Earlier this week our Online Festival came to a close. In case you missed them, here are the panels that happened in those last few days, archived for your convenience. Every panel from the Online Festival can be found here.
If you’re in Melbourne, don’t forget we have in-person events happening all weekend, including tonight’s Board Games Up Late, Saturday’s fete and Hovergarden party, and Sunday’s unconference and symposium.
The Interview Game: Chris Johnson
Journalist and former Freeplay Director Katie Williams interviews Adelaide-based game developer Chris Johnson while Chris plays some of his own games. They discuss Chris’s design philosophy and the tensions between commercial and artistic ambitions among other things.
Videogames and Indigenous Cultures
Rae Johnson talks to Amy Fredeen (USA) and Alan Gershfeld (USA) about using videogames as a medium for telling the stories of Indigenous, Aboriginal, and First Nation communities around the globe. They discuss the process of creating the critically-acclaimed Never Alone, and both the importance and difficulty of conveying such culturally significant stories through videogames.
Collective Intelligence
Members of a range of videogame and artist collectives from Australia and New Zealand discuss the advantages and difficulties of forming creative collectives, drawing from their own experiences and offering advice.
Games and War
Dr. Malcolm Ryan talks to Hugh Davies, Dr.
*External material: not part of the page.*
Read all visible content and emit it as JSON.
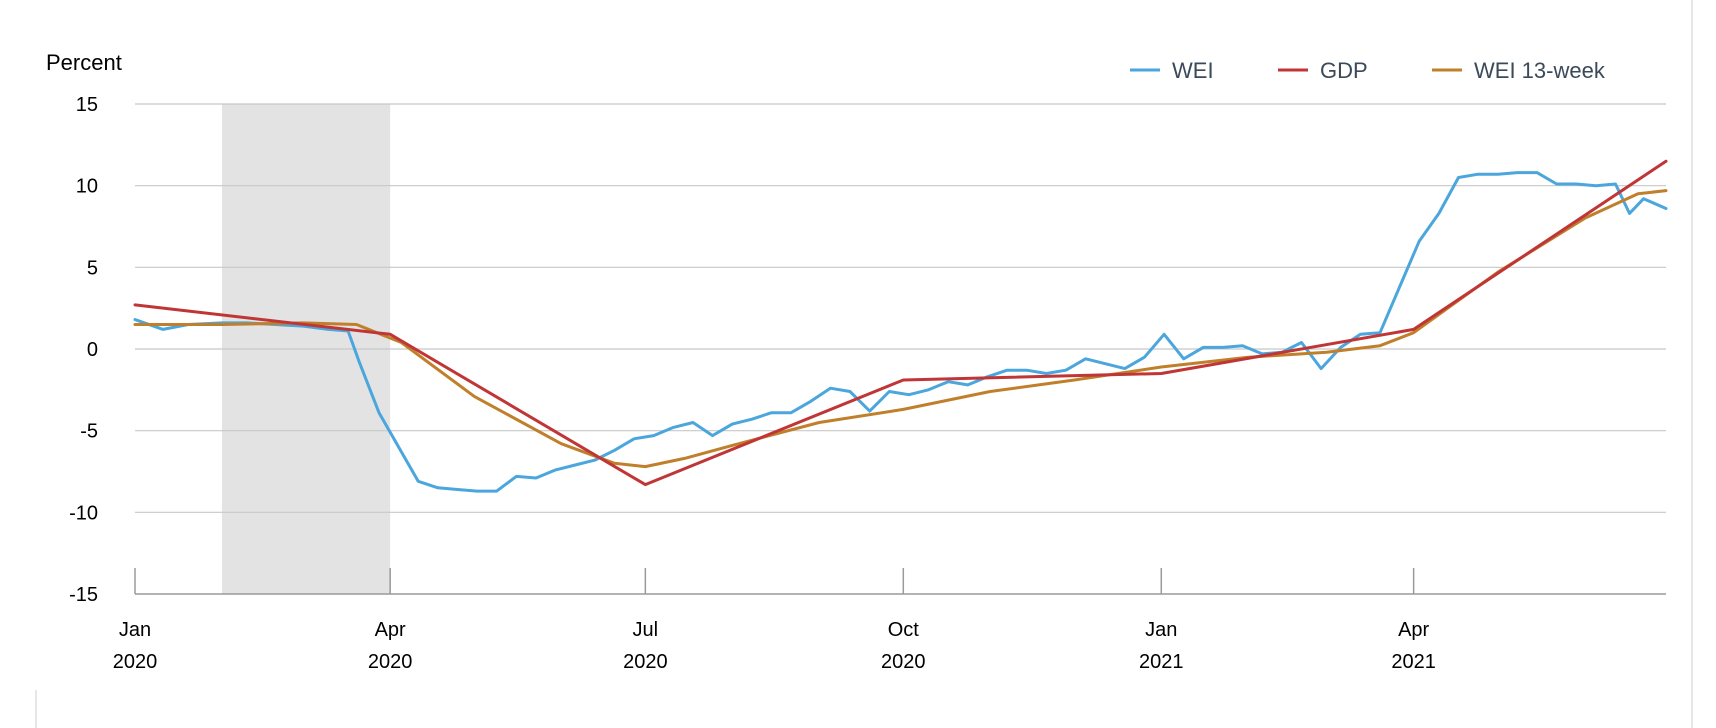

Helen Berents, Dan McMahon, and Stephen Coleman about the relationship between war and videogames, particularly in regards to ethics. Can videogames depict war in an ethical manner? How can a videogame speak meaningfully to the experiences of war? How do they get it wrong?
Curating For Diversity
Academic, curator, and founder of IndieCade Celia Pearce gives us 12 steps towards curating a diverse event, drawing from her own extensive curatorial background.
Free Play 2004: Co-Founders Look Back
Eleven years and ten festivals later, the founders of the first ever Free Play festival, Katharine Neil and Marcus Westbury reminisce about what the world of games and festivals was like back then, and how Freeplay fit into it.